Kevin Beasley
Kevin Beasley (b. 1985, Lynchburg, Virginia) is an American artist currently based in New York. He received a BFA in painting and sculpture from the College of Creative Studies in Detroit, Michigan and an MFA in sculpture from Yale University in New Haven, Connecticut. Beasley is celebrated for his work in sculpture, photography, sound, and performance, as well as his unique appropriation of found objects. Personal ephemera, from articles of clothing to tools found in the studio, are employed by Beasley to navigate the visual language between sculpture, architecture and our bodies, challenging preexisting boundaries. Accessing personal experience and larger cultural histories, Beasley’s work seeks to create sensorial experiences.
Beasley has held solo exhibitions at the Whitney Museum of American Art, New York, NY (2018); The Institute of Contemporary Art, Boston, MA (2018); the Hammer Museum, Los Angeles, CA (2017); and The Studio Museum in Harlem, Morningside Park, NY (2016). His work has been included in exhibitions at institutional venues such as The San Francisco Museum of Modern Art, San Francisco, CA (2018 and 2016); The Albright Knox Gallery, Buffalo, NY (2018); The Renaissance Society at the University of Chicago, Chicago, IL (2016); The Solomon R. Guggenheim Museum, New York, NY (2015); MoMA PS1, Long Island City, NY (2015); The Art Gallery of Ontario, Toronto (2015); The 2014 Whitney Biennial, Whitney Museum of American Art, New York, NY (2014); the Seoul Museum of Art, Seoul (2014); and The Museum of Modern Art, New York (2014). His work is held in the permanent collections of The Albright-Knox Art Gallery, Buffalo, NY; Art Gallery of Ontario, Toronto; Dallas Museum of Art, Dallas, TX; Hammer Museum, Los Angeles, CA; Museum of Modern Art, New York, NY; Solomon R. Guggenheim Museum, New York, NY; Tate Modern, London, UK; The San Francisco Museum of Modern Art, San Francisco, CA; and The Studio Museum in Harlem, New York, NY.

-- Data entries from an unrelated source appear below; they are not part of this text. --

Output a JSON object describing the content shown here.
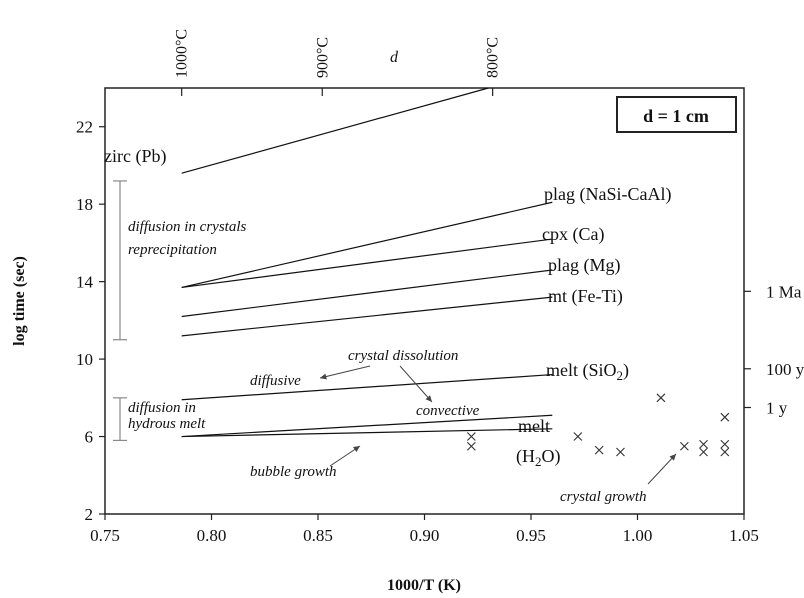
{
  "chart_data": {
    "type": "line",
    "xlabel": "1000/T (K)",
    "ylabel": "log time (sec)",
    "xlim": [
      0.75,
      1.05
    ],
    "ylim": [
      2,
      24
    ],
    "xticks": [
      "0.75",
      "0.80",
      "0.85",
      "0.90",
      "0.95",
      "1.00",
      "1.05"
    ],
    "yticks": [
      "2",
      "6",
      "10",
      "14",
      "18",
      "22"
    ],
    "top_axis": {
      "ticks": [
        {
          "label": "1000°C",
          "x": 0.786
        },
        {
          "label": "900°C",
          "x": 0.852
        },
        {
          "label": "800°C",
          "x": 0.932
        }
      ],
      "title": "d"
    },
    "right_axis": [
      {
        "label": "1 Ma",
        "y": 13.5
      },
      {
        "label": "100 y",
        "y": 9.5
      },
      {
        "label": "1 y",
        "y": 7.5
      }
    ],
    "legend_box": "d = 1 cm",
    "series": [
      {
        "name": "zirc (Pb)",
        "x": [
          0.786,
          0.93
        ],
        "y": [
          19.6,
          24.0
        ]
      },
      {
        "name": "plag (NaSi-CaAl)",
        "x": [
          0.786,
          0.96
        ],
        "y": [
          13.7,
          18.1
        ]
      },
      {
        "name": "cpx (Ca)",
        "x": [
          0.786,
          0.96
        ],
        "y": [
          13.7,
          16.2
        ]
      },
      {
        "name": "plag (Mg)",
        "x": [
          0.786,
          0.96
        ],
        "y": [
          12.2,
          14.6
        ]
      },
      {
        "name": "mt (Fe-Ti)",
        "x": [
          0.786,
          0.96
        ],
        "y": [
          11.2,
          13.2
        ]
      },
      {
        "name": "melt (SiO2)",
        "x": [
          0.786,
          0.96
        ],
        "y": [
          7.9,
          9.2
        ]
      },
      {
        "name": "melt (H2O)",
        "x": [
          0.786,
          0.96
        ],
        "y": [
          6.0,
          7.1
        ]
      },
      {
        "name": "",
        "x": [
          0.786,
          0.96
        ],
        "y": [
          6.0,
          6.4
        ]
      }
    ],
    "crosses": [
      {
        "x": 0.922,
        "y": 6.0
      },
      {
        "x": 0.922,
        "y": 5.5
      },
      {
        "x": 0.972,
        "y": 6.0
      },
      {
        "x": 0.982,
        "y": 5.3
      },
      {
        "x": 0.992,
        "y": 5.2
      },
      {
        "x": 1.011,
        "y": 8.0
      },
      {
        "x": 1.022,
        "y": 5.5
      },
      {
        "x": 1.031,
        "y": 5.6
      },
      {
        "x": 1.031,
        "y": 5.2
      },
      {
        "x": 1.041,
        "y": 7.0
      },
      {
        "x": 1.041,
        "y": 5.6
      },
      {
        "x": 1.041,
        "y": 5.2
      }
    ],
    "ranges": [
      {
        "y": [
          11.0,
          19.2
        ]
      },
      {
        "y": [
          5.8,
          8.0
        ]
      }
    ],
    "annotations": {
      "diffusion_crystals": [
        "diffusion in crystals",
        "reprecipitation"
      ],
      "diffusion_melt": [
        "diffusion in",
        "hydrous melt"
      ],
      "crystal_dissolution": "crystal dissolution",
      "diffusive": "diffusive",
      "convective": "convective",
      "bubble_growth": "bubble growth",
      "crystal_growth": "crystal growth"
    }
  }
}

I’m thinking of the breath, of the comma. In the title of Kevin Beasley’s exhibition, a comma interrupts the clause “a body revealed” like a fulcrum, delays the revelation, and creates two ideas out of one, aiming them away from each other. “A body” becomes the end of some unknown, unseen phrase; “revealed” begins another. Somewhere between the two, on the precipice of meaning, some body is still its own, and unseen.